Não que eu esteja reclamando. De forma alguma. Recebi de minha família todo o carinho e amor necessários ao meu crescimento e amadurecimento como ser humano, e quanto às questões materiais... Bom, não era fácil alimentar sete filhos, mais minha avó e duas tias. Éramos eu e mais seis irmãs então, sim, eu sabia muito bem o que era ficar rodeado de mulheres. Logo, eu acreditava que conseguiria lidar de forma satisfatória com as outras 10 professoras e as 337 alunas da escola, meninas com idades entre 05 e 14 anos.

Apesar de que devo confessar que, há época – não que muito tempo se tenha passado, mas diversas coisas aconteceram – eu era nada mais do que um garoto. No auge de meus 24 anos, em minha imaginação acreditava-me capaz de quase tudo, desde que tivesse perseverança, paciência, foco e determinação. Hoje sei muito bem que eu estava enganado.
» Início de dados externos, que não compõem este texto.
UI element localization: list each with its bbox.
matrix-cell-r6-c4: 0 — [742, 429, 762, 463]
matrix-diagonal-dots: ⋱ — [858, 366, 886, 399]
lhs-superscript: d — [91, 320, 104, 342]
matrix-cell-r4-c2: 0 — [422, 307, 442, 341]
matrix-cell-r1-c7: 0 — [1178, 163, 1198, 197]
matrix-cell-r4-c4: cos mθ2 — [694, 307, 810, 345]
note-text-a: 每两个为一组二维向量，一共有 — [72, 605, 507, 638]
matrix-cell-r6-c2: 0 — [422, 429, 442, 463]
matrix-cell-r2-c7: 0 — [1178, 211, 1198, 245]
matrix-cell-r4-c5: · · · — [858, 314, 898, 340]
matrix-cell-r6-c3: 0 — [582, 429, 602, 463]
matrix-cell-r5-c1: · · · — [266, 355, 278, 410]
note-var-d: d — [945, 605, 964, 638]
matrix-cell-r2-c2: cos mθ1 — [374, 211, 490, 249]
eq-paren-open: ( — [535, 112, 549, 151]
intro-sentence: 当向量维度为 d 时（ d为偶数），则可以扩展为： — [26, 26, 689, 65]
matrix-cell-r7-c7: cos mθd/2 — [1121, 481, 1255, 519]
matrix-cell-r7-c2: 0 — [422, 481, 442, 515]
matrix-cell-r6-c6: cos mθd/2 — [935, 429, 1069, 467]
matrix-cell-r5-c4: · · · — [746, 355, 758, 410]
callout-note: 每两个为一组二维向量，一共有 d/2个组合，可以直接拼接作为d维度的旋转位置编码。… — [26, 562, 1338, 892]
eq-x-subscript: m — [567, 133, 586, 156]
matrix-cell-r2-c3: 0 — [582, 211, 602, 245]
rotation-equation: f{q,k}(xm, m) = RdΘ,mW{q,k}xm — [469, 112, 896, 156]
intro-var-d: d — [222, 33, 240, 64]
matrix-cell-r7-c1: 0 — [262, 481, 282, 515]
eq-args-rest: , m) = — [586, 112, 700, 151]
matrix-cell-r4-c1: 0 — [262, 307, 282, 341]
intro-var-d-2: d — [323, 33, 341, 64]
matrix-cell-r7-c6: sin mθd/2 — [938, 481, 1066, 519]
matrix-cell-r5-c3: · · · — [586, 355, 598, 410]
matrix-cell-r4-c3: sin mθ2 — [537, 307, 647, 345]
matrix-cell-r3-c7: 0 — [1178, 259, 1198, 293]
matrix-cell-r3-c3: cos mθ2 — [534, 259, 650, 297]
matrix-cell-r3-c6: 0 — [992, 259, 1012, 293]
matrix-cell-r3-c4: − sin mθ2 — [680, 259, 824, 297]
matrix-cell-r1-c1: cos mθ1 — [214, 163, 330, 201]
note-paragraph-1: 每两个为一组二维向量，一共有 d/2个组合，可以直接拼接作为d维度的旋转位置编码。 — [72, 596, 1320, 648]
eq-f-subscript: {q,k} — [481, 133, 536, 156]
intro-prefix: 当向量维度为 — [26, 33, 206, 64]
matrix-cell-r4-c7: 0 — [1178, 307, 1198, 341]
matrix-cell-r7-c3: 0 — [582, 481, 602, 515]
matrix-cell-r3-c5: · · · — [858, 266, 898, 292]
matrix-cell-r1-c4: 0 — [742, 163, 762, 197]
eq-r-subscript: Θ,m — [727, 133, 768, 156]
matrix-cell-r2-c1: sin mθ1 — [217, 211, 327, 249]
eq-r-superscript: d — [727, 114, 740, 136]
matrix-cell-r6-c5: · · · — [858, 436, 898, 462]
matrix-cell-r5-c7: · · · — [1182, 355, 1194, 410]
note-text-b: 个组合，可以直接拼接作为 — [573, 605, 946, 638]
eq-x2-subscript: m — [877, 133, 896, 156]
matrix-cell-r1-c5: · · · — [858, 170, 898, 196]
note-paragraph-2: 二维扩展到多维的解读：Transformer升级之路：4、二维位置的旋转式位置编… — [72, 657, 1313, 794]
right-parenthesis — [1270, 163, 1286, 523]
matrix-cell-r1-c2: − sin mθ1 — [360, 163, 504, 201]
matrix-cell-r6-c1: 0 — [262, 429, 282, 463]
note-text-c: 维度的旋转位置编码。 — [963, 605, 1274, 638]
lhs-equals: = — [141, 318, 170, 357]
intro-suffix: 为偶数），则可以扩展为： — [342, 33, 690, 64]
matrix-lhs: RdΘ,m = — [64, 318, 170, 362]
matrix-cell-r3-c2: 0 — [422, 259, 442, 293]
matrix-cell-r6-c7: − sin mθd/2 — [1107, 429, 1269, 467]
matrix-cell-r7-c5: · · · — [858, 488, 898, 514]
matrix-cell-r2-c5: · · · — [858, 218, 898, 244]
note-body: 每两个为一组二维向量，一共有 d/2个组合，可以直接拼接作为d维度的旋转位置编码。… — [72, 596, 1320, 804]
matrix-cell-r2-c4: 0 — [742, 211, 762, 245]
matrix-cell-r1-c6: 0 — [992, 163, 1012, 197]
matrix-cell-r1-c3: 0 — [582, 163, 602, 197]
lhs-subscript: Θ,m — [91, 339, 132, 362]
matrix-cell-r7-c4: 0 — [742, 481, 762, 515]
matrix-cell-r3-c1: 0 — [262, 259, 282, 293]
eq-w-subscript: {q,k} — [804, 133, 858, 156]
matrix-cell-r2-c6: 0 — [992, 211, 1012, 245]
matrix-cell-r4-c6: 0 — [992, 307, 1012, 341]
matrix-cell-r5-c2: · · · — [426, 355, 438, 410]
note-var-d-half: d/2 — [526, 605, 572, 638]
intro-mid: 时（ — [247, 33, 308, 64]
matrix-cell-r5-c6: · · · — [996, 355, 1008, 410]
Mas isso vocês fatidicamente perceberão no decorrer deste relato.

Quando estava por chegar, no que seria meu primeiro dia na Escola Rainha Elizabeth, o sol estava surgindo por detrás das colinas, o que me proporcionou vislumbre magnífico e, ao mesmo tempo, aterrador do local onde, por contrato, passaria o resto do ano. A estrutura nada mais era do que um casarão construído em estilo Vitoriano, com características góticas e um uso nada econômico de vidro e ferro em suas aberturas. Como eu saberia mais tarde, a construção toda era um quadrado perfeito formado pelos corredores e salas, mantendo em seu interior um jardim e espaço para atividades lúdicas das alunas, e que só podia ser acessado entrando-se no prédio.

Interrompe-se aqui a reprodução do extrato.